The landscape for Indian investors seeking global exposure through mutual funds has dramatically shifted. Almost all international funds have ceased accepting fresh Systematic Investment Plans (SIPs), with Baroda BNP Paribas Aqua FoF standing as the sole exception still open to new investments, according to Value Research Online.
This widespread closure stems directly from regulatory limits imposed by SEBI on overseas investments. An industry-wide cap of $7 billion for foreign securities was met in January 2022, and a separate $1 billion limit for overseas Exchange Traded Funds (ETFs) was reached in April 2024. As funds approach these frozen limits due to rising market values, they are compelled to halt new inflows to avoid exceeding the mandated thresholds.
With traditional routes largely unavailable, investors are increasingly turning to international ETFs for diversification. However, this alternative comes with a critical caveat: the premium. Because new ETF units cannot be created once the $1 billion cap is hit, their market price can significantly exceed their Net Asset Value (NAV), which represents the true value of their underlying holdings. This premium can artificially inflate buyer returns, as seen with Mirae Asset Hang Seng TECH, which showed a 6% buyer’s return despite a 2% fall in its assets, purely due to a widening premium.
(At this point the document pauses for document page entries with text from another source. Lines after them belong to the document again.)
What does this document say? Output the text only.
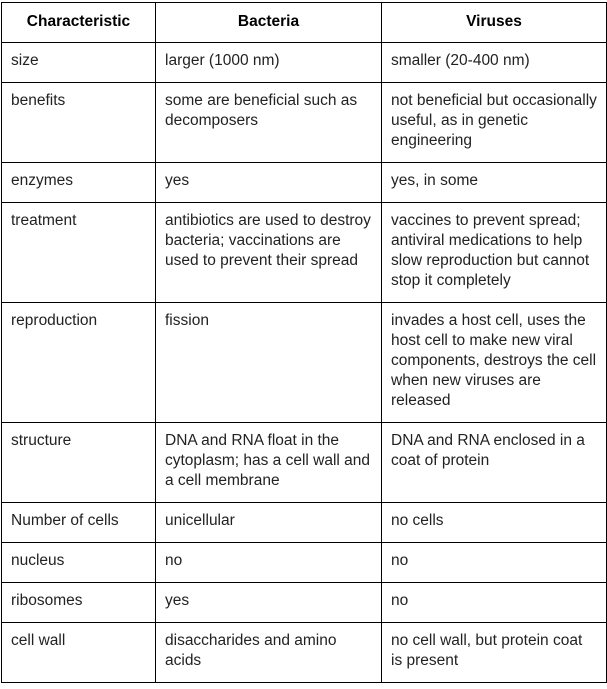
Characteristic	Bacteria	Viruses
size	larger (1000 nm)	smaller (20-400 nm)
benefits	some are beneficial such as decomposers	not beneficial but occasionally useful, as in genetic engineering
enzymes	yes	yes, in some
treatment	antibiotics are used to destroy bacteria; vaccinations are used to prevent their spread	vaccines to prevent spread; antiviral medications to help slow reproduction but cannot stop it completely
reproduction	fission	invades a host cell, uses the host cell to make new viral components, destroys the cell when new viruses are released
structure	DNA and RNA float in the cytoplasm; has a cell wall and a cell membrane	DNA and RNA enclosed in a coat of protein
Number of cells	unicellular	no cells
nucleus	no	no
ribosomes	yes	no
cell wall	disaccharides and amino acids	no cell wall, but protein coat is present
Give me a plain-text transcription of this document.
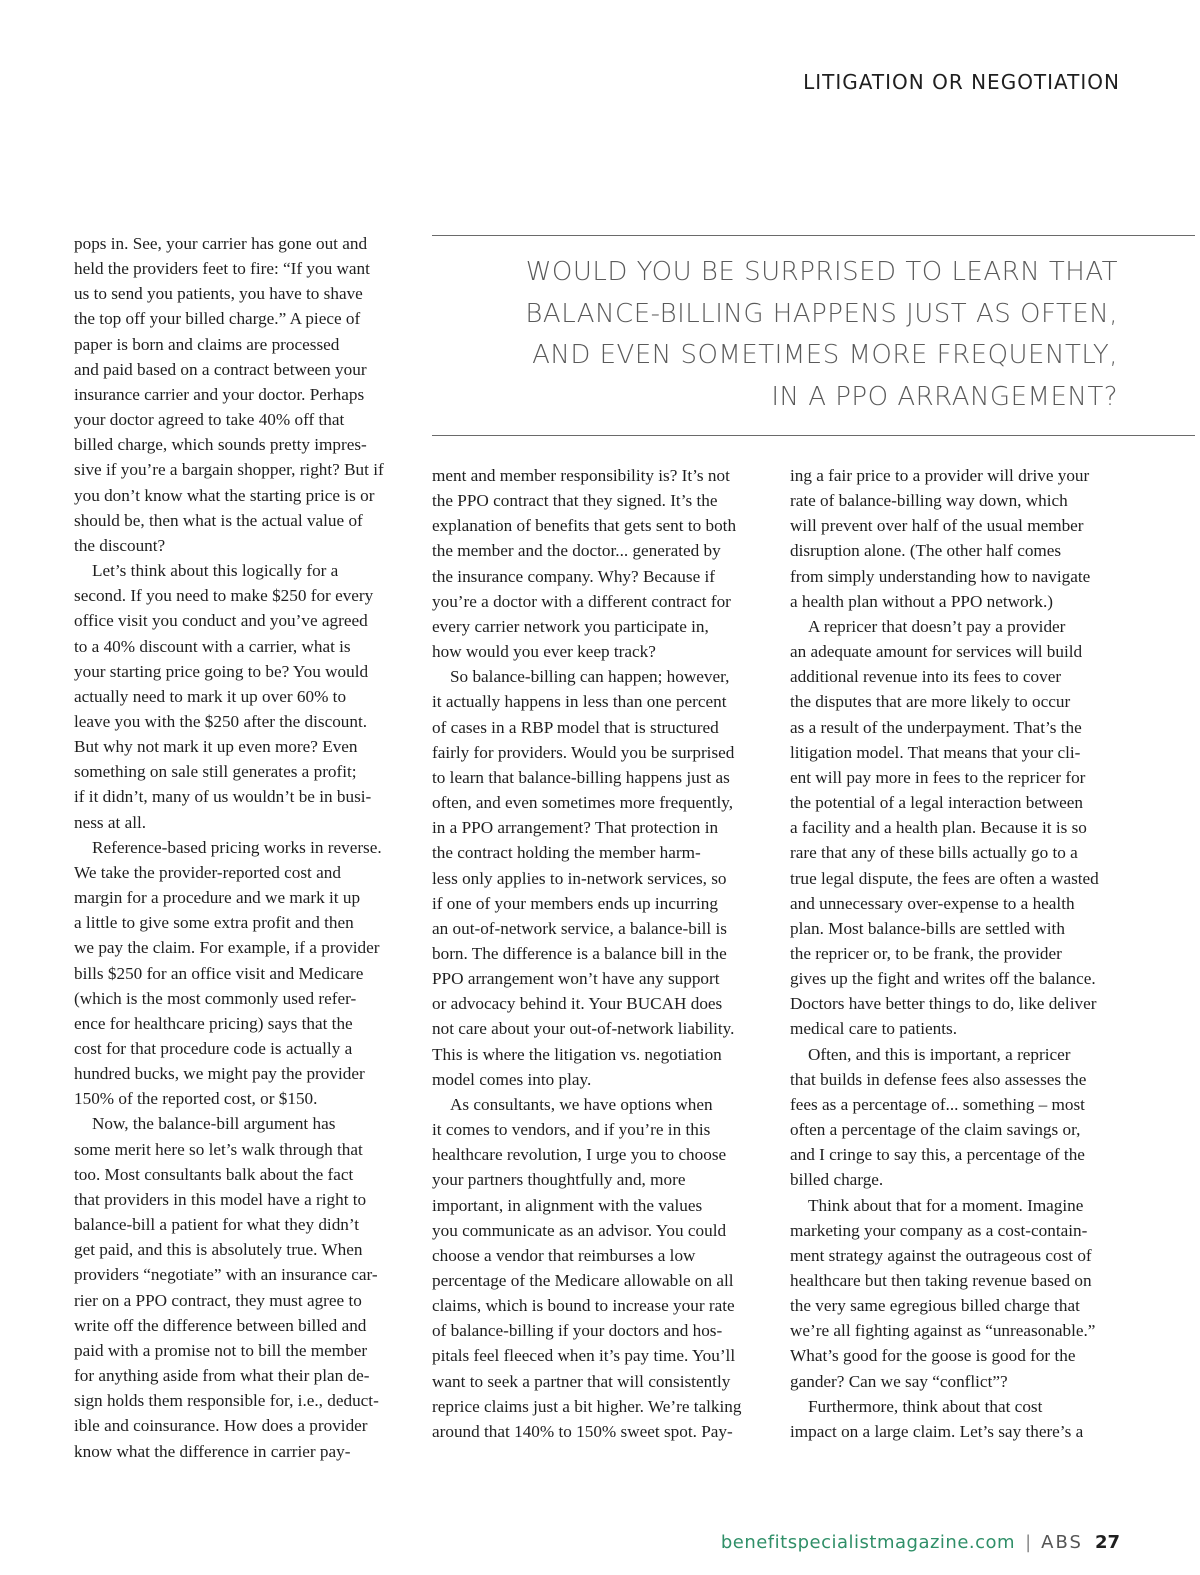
LITIGATION OR NEGOTIATION
WOULD YOU BE SURPRISED TO LEARN THAT
BALANCE-BILLING HAPPENS JUST AS OFTEN,
AND EVEN SOMETIMES MORE FREQUENTLY,
IN A PPO ARRANGEMENT?

pops in. See, your carrier has gone out and
held the providers feet to fire: “If you want
us to send you patients, you have to shave
the top off your billed charge.” A piece of
paper is born and claims are processed
and paid based on a contract between your
insurance carrier and your doctor. Perhaps
your doctor agreed to take 40% off that
billed charge, which sounds pretty impres-
sive if you’re a bargain shopper, right? But if
you don’t know what the starting price is or
should be, then what is the actual value of
the discount?

Let’s think about this logically for a
second. If you need to make $250 for every
office visit you conduct and you’ve agreed
to a 40% discount with a carrier, what is
your starting price going to be? You would
actually need to mark it up over 60% to
leave you with the $250 after the discount.
But why not mark it up even more? Even
something on sale still generates a profit;
if it didn’t, many of us wouldn’t be in busi-
ness at all.

Reference-based pricing works in reverse.
We take the provider-reported cost and
margin for a procedure and we mark it up
a little to give some extra profit and then
we pay the claim. For example, if a provider
bills $250 for an office visit and Medicare
(which is the most commonly used refer-
ence for healthcare pricing) says that the
cost for that procedure code is actually a
hundred bucks, we might pay the provider
150% of the reported cost, or $150.

Now, the balance-bill argument has
some merit here so let’s walk through that
too. Most consultants balk about the fact
that providers in this model have a right to
balance-bill a patient for what they didn’t
get paid, and this is absolutely true. When
providers “negotiate” with an insurance car-
rier on a PPO contract, they must agree to
write off the difference between billed and
paid with a promise not to bill the member
for anything aside from what their plan de-
sign holds them responsible for, i.e., deduct-
ible and coinsurance. How does a provider
know what the difference in carrier pay-

ment and member responsibility is? It’s not
the PPO contract that they signed. It’s the
explanation of benefits that gets sent to both
the member and the doctor... generated by
the insurance company. Why? Because if
you’re a doctor with a different contract for
every carrier network you participate in,
how would you ever keep track?

So balance-billing can happen; however,
it actually happens in less than one percent
of cases in a RBP model that is structured
fairly for providers. Would you be surprised
to learn that balance-billing happens just as
often, and even sometimes more frequently,
in a PPO arrangement? That protection in
the contract holding the member harm-
less only applies to in-network services, so
if one of your members ends up incurring
an out-of-network service, a balance-bill is
born. The difference is a balance bill in the
PPO arrangement won’t have any support
or advocacy behind it. Your BUCAH does
not care about your out-of-network liability.
This is where the litigation vs. negotiation
model comes into play.

As consultants, we have options when
it comes to vendors, and if you’re in this
healthcare revolution, I urge you to choose
your partners thoughtfully and, more
important, in alignment with the values
you communicate as an advisor. You could
choose a vendor that reimburses a low
percentage of the Medicare allowable on all
claims, which is bound to increase your rate
of balance-billing if your doctors and hos-
pitals feel fleeced when it’s pay time. You’ll
want to seek a partner that will consistently
reprice claims just a bit higher. We’re talking
around that 140% to 150% sweet spot. Pay-

ing a fair price to a provider will drive your
rate of balance-billing way down, which
will prevent over half of the usual member
disruption alone. (The other half comes
from simply understanding how to navigate
a health plan without a PPO network.)

A repricer that doesn’t pay a provider
an adequate amount for services will build
additional revenue into its fees to cover
the disputes that are more likely to occur
as a result of the underpayment. That’s the
litigation model. That means that your cli-
ent will pay more in fees to the repricer for
the potential of a legal interaction between
a facility and a health plan. Because it is so
rare that any of these bills actually go to a
true legal dispute, the fees are often a wasted
and unnecessary over-expense to a health
plan. Most balance-bills are settled with
the repricer or, to be frank, the provider
gives up the fight and writes off the balance.
Doctors have better things to do, like deliver
medical care to patients.

Often, and this is important, a repricer
that builds in defense fees also assesses the
fees as a percentage of... something – most
often a percentage of the claim savings or,
and I cringe to say this, a percentage of the
billed charge.

Think about that for a moment. Imagine
marketing your company as a cost-contain-
ment strategy against the outrageous cost of
healthcare but then taking revenue based on
the very same egregious billed charge that
we’re all fighting against as “unreasonable.”
What’s good for the goose is good for the
gander? Can we say “conflict”?

Furthermore, think about that cost
impact on a large claim. Let’s say there’s a

benefitspecialistmagazine.com | ABS 27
Conversely, a shrinking premium can erode returns even if the underlying market performs well, impacting your portfolio’s real gains.
For instance, funds like Motilal Oswal Nasdaq Q50 and NASDAQ 100 are currently trading well above their typical premium levels, a crucial detail for any investor to note. While the fundamental rationale for international diversification—protecting savings from being entirely tied to the Indian economy—remains sound, the execution now demands a more nuanced approach. Understanding and monitoring these premiums is essential to ensure your investment truly reflects its underlying value.
ONE THING TO CONSIDER TODAY
Before investing in any international ETF, take a moment to check its current premium against its Net Asset Value and compare it to historical averages. This simple step can prevent unexpected erosion of your returns.